Я не поднимала руки над головой, чтоб сын не обмотался пуповиной.
Я никому не давала пить из своей чашки.
Я старательно запихивала в себя свечи с папаверином, чтобы сын не родился раньше времени. Причем запихивала их не туда, куда надо. Подумаешь, ошиблась на пару сантиметров…
Я до крови расчесывала себе живот и всерьез опасалась, что он вот-вот лопнет.
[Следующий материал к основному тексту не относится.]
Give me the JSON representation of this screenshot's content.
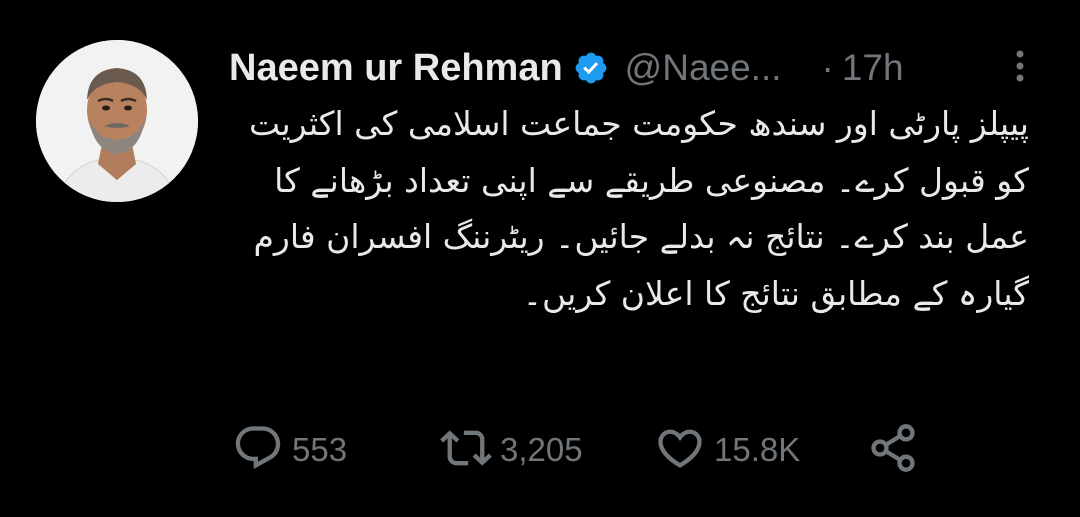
{
  "author": {
    "name": "Naeem ur Rehman",
    "handle": "@Naee...",
    "separator": "·",
    "time": "17h",
    "verified_color": "#1d9bf0"
  },
  "tweet": {
    "text": "پیپلز پارٹی اور سندھ حکومت جماعت اسلامی کی اکثریت کو قبول کرے۔ مصنوعی طریقے سے اپنی تعداد بڑھانے کا عمل بند کرے۔ نتائج نہ بدلے جائیں۔ ریٹرننگ افسران فارم گیارہ کے مطابق نتائج کا اعلان کریں۔"
  },
  "actions": {
    "replies": "553",
    "retweets": "3,205",
    "likes": "15.8K"
  },
  "icons": {
    "verified": "verified-badge-icon",
    "more": "more-vertical-icon",
    "reply": "reply-icon",
    "retweet": "retweet-icon",
    "like": "heart-icon",
    "share": "share-icon"
  },
  "colors": {
    "background": "#000000",
    "text_primary": "#e7e9ea",
    "text_secondary": "#71767b"
  }
}
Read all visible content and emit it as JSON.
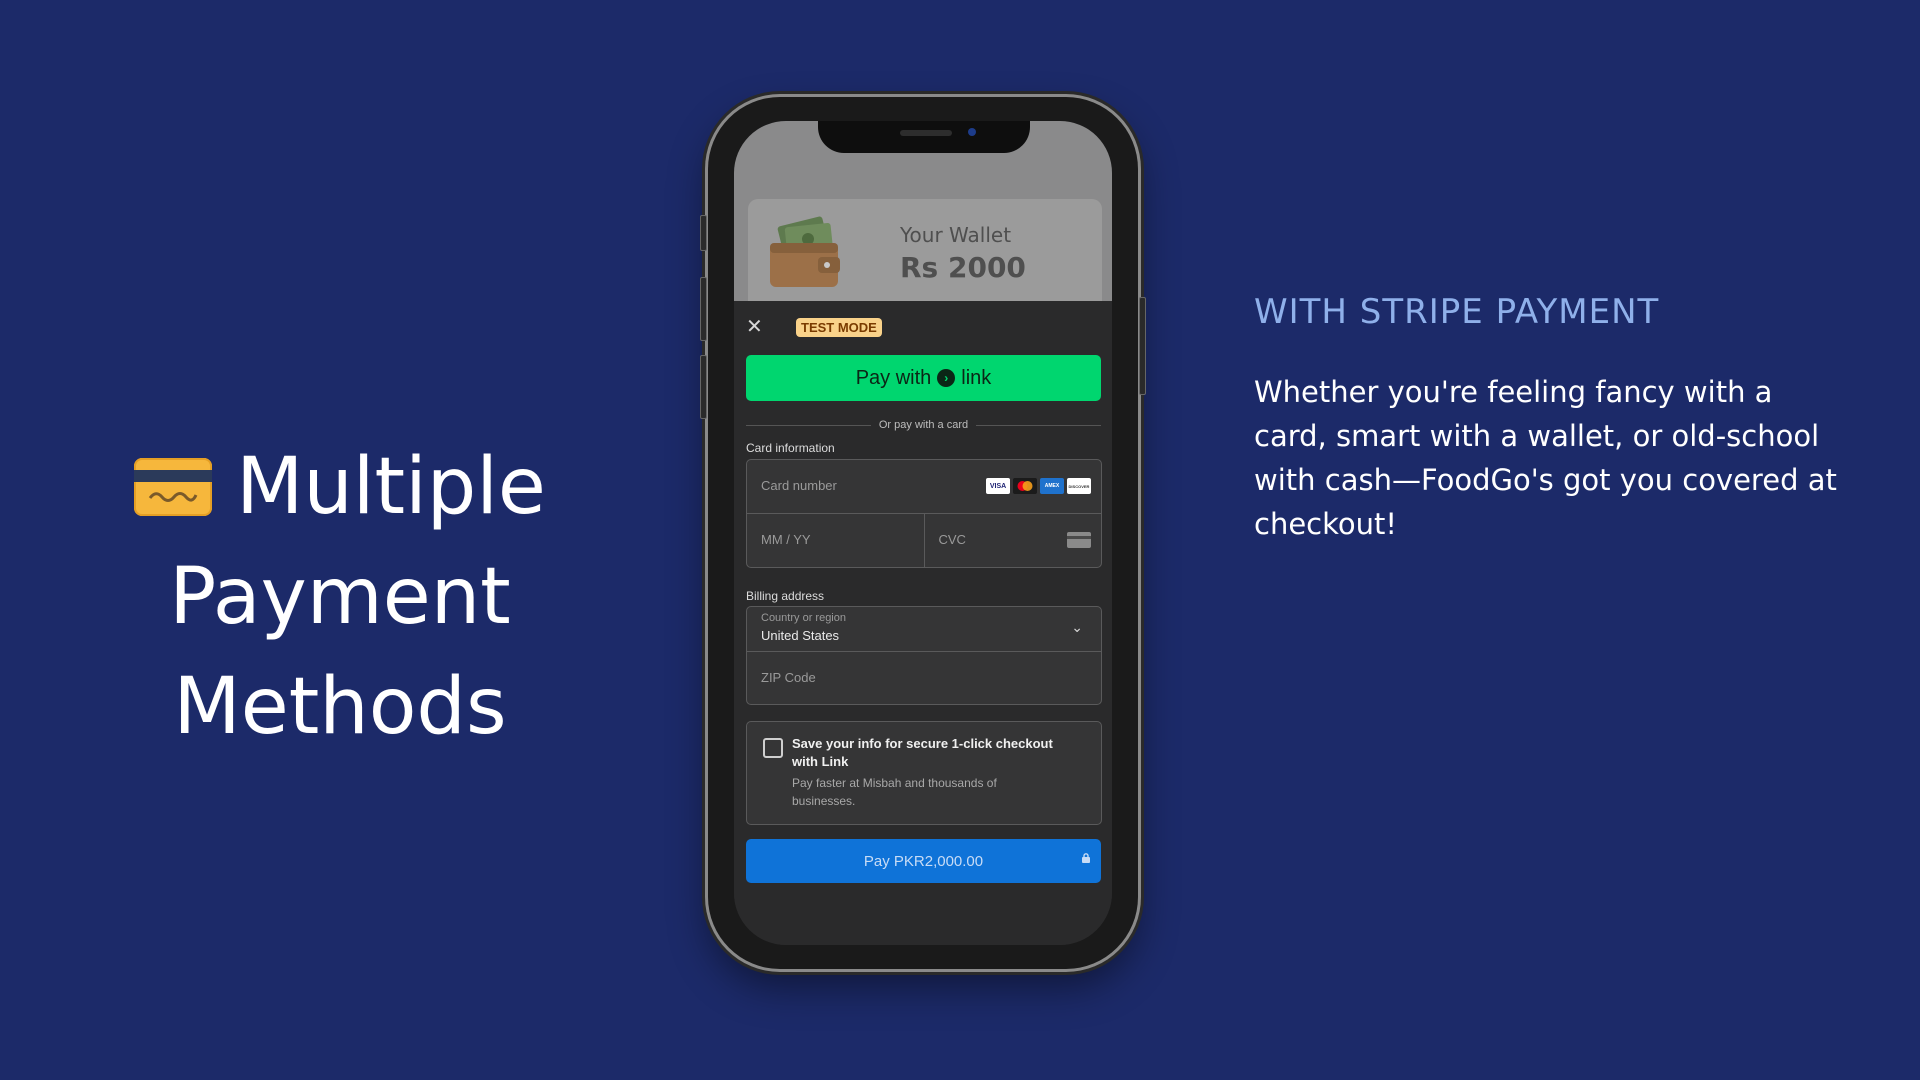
{
  "heading": {
    "line1": "Multiple",
    "line2": "Payment Methods",
    "icon": "credit-card-emoji"
  },
  "right": {
    "title": "WITH STRIPE PAYMENT",
    "body": "Whether you're feeling fancy with a card, smart with a wallet, or old-school with cash—FoodGo's got you covered at checkout!"
  },
  "wallet": {
    "title": "Wallet",
    "label": "Your Wallet",
    "amount": "Rs 2000"
  },
  "sheet": {
    "test_mode": "TEST MODE",
    "link_button": {
      "prefix": "Pay with",
      "brand": "link"
    },
    "divider": "Or pay with a card",
    "card_section_label": "Card information",
    "card_number_placeholder": "Card number",
    "expiry_placeholder": "MM / YY",
    "cvc_placeholder": "CVC",
    "card_brands": [
      "VISA",
      "MC",
      "AMEX",
      "DISCOVER"
    ],
    "billing_label": "Billing address",
    "country_label": "Country or region",
    "country_value": "United States",
    "zip_placeholder": "ZIP Code",
    "save_title": "Save your info for secure 1-click checkout with Link",
    "save_subtitle": "Pay faster at Misbah and thousands of businesses.",
    "pay_button": "Pay PKR2,000.00"
  },
  "colors": {
    "background": "#1c2a69",
    "link_green": "#00d66f",
    "pay_blue": "#0f73d8",
    "accent_title": "#8fb0ea"
  }
}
Я купила сыну коляску, кроватку, двадцать две упаковки памперсов, ванночку, подставку в ванночку, зеленку, вату, стерильные салфетки, десять бутылочек, дюжину сосок, штук двадцать пеленок, три одеяла, два матраса, манеж, велосипед, восемь чепчиков, кучу костюмов, пять полотенец, двадцать ползунков разных размеров, распашонки в неисчислимом количестве, шампунь, масло для попы, газоотводную трубочку, отсасыватель соплей, клизму, две грелки, зубную щетку, музыкальную карусель, два мешка погремушек и желтый горшок.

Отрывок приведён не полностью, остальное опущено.